Depois dos argumentos iniciais apresentados quarta-feira, hoje chegam os contraargumentos. Este é um novo modelo de debate dinâmico que conta com a votação (só poderá fazê-lo uma vez) e comentário dos leitores. Para ler. E participar. Até amanhã. Na segunda-feira prestaremos contas.
Nuno Garoupa é professor na Universidade de Illinois e investigador na área do Direito. João Palma é presidente do Sindicato dos Magistrados do Ministério Público.
Contra-argumentos
João Palma: “Está em causa a independência da prática judiciária, a independência na decisão”

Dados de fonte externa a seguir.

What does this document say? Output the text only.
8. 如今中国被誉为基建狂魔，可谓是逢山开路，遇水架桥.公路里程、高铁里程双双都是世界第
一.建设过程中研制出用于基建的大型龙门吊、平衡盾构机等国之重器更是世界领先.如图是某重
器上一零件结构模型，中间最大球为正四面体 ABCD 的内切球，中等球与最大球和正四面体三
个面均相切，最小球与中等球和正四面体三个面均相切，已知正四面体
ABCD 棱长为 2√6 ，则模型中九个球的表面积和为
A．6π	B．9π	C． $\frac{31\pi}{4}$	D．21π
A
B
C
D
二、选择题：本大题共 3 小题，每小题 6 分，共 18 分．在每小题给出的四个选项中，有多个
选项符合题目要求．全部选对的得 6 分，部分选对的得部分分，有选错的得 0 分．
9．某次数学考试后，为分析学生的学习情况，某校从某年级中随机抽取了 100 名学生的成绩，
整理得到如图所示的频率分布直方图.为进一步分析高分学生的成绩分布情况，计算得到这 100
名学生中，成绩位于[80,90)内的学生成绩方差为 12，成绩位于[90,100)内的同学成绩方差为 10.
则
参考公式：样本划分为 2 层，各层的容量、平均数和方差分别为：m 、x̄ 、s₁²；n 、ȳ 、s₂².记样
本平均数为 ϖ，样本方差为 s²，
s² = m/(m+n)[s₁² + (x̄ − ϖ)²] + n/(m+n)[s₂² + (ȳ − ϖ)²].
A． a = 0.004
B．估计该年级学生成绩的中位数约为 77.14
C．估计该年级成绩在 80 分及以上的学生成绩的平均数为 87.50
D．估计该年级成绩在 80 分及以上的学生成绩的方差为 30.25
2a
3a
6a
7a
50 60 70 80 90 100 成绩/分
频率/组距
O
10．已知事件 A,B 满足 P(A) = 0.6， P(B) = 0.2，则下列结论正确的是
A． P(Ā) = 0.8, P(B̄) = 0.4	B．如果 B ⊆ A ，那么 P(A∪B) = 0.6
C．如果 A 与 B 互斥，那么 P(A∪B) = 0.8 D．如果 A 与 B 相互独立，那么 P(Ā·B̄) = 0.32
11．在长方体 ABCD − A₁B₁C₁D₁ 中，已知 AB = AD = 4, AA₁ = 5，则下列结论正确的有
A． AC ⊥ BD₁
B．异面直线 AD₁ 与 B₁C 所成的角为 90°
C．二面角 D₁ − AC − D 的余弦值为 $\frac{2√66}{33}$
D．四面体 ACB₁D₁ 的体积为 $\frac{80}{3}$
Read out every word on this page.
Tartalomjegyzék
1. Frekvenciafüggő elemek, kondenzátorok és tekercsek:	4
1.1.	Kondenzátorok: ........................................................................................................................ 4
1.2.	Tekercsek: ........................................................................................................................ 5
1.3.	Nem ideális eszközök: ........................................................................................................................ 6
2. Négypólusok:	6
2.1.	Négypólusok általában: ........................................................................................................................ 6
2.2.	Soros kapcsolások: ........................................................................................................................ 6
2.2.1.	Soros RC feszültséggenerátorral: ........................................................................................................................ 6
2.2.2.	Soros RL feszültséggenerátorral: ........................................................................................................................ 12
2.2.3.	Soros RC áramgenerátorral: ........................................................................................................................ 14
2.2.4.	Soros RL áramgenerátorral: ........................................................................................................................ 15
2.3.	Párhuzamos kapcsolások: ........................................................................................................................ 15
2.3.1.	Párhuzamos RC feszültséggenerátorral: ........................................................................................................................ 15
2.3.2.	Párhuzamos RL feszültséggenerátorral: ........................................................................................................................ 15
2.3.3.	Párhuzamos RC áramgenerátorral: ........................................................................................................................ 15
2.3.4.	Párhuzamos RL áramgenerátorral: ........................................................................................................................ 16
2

1. Cumprimento o Nuno Garoupa que não tenho o prazer de conhecer pessoalmente. Será um gosto. E será muito útil, pois acreditando na sua boa fé, que tenho por certa, uma conversa poderia ser esclarecedora. Apreendo nas suas palavras alguma ingenuidade ou deficiente informação, porventura, e em alternativa, alguma ironia. Quando afirma, por exemplo, que é de reconhecer a ausência de demagogia governamental neste aspecto! Ou que a proposta de lei tem tão só o objectivo primordial de contenção da despesa pública! Só mesmo muita fé, fé num Governo mestre na arte do ilusionismo e do engano, pode justificar tamanha crença nas intenções desta proposta. Mas a crença escapa ao racional. Por isso é inexplicável, ou se acredita ou não se acredita. Eu sou dos que nunca acreditei. Falo de Justiça é claro, e só de justiça.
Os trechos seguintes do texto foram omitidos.